IMPORTANT NOTE: TSH alone is the best single test for screening. But TSH alone is insufficient when pituitary disease is suspected — you MUST request FT4 as well, because in secondary hypothyroidism TSH is inappropriately low-normal despite low T4.
⚑ AI image — pending faculty review (auto-QA score 7/10; best of 3 attempts)
Thyroid Function Tests: Patterns and Interpretation
SELF-CHECK
A 45-year-old woman with fatigue and weight gain has TSH 0.3 mIU/L (ref 0.4–4.0) and FT4 8.1 pmol/L (ref 12–22). Anti-TPO is negative. What is the most likely diagnosis?

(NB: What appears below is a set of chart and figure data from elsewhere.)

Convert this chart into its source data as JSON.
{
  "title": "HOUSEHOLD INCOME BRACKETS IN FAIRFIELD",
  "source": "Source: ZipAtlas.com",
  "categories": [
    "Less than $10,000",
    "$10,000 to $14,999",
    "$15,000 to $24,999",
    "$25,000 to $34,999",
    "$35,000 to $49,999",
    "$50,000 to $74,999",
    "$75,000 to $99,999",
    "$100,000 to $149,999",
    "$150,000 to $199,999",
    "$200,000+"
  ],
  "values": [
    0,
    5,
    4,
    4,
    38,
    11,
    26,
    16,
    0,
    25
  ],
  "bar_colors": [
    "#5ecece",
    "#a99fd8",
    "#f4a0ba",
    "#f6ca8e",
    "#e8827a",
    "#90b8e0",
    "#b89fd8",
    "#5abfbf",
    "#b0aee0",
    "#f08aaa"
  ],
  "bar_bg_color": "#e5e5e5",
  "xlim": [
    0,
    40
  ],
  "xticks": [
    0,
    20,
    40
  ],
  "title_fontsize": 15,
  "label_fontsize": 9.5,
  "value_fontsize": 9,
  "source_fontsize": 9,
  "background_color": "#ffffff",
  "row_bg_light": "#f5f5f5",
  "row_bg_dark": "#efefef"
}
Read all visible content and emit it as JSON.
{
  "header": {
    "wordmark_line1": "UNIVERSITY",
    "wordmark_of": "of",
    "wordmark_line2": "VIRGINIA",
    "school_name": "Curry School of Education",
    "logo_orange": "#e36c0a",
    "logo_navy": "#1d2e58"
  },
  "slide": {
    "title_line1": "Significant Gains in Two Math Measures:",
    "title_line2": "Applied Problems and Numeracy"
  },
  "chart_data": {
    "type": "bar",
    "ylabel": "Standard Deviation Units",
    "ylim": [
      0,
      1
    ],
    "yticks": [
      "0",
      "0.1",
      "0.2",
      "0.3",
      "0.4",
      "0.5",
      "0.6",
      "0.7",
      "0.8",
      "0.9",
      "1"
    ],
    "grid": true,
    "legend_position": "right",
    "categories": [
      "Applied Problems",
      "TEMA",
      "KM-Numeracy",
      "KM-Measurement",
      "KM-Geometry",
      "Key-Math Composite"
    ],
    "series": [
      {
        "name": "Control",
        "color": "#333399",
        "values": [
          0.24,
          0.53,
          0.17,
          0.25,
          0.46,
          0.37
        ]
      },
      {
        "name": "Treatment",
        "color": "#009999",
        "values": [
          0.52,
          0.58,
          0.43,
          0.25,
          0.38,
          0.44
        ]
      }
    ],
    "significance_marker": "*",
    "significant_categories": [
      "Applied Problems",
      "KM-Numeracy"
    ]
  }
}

A. Primary hypothyroidism with Hashimoto's thyroiditis
B. Secondary (central) hypothyroidism
C. Subclinical hyperthyroidism
D. Sick euthyroid syndrome
Reveal Answer
Answer: B. Secondary (central) hypothyroidism
The key finding is low-normal TSH (0.3 — borderline suppressed) with low FT4. In primary hypothyroidism the failing thyroid would drive TSH up sharply (↑↑TSH ↓T4). Here TSH is NOT elevated despite very low FT4 — this dissociation indicates the pituitary cannot respond normally, pointing to secondary (central) hypothyroidism from pituitary or hypothalamic disease. Anti-TPO negative is consistent (Hashimoto's produces high TSH). Further investigation: pituitary MRI + other anterior pituitary hormones.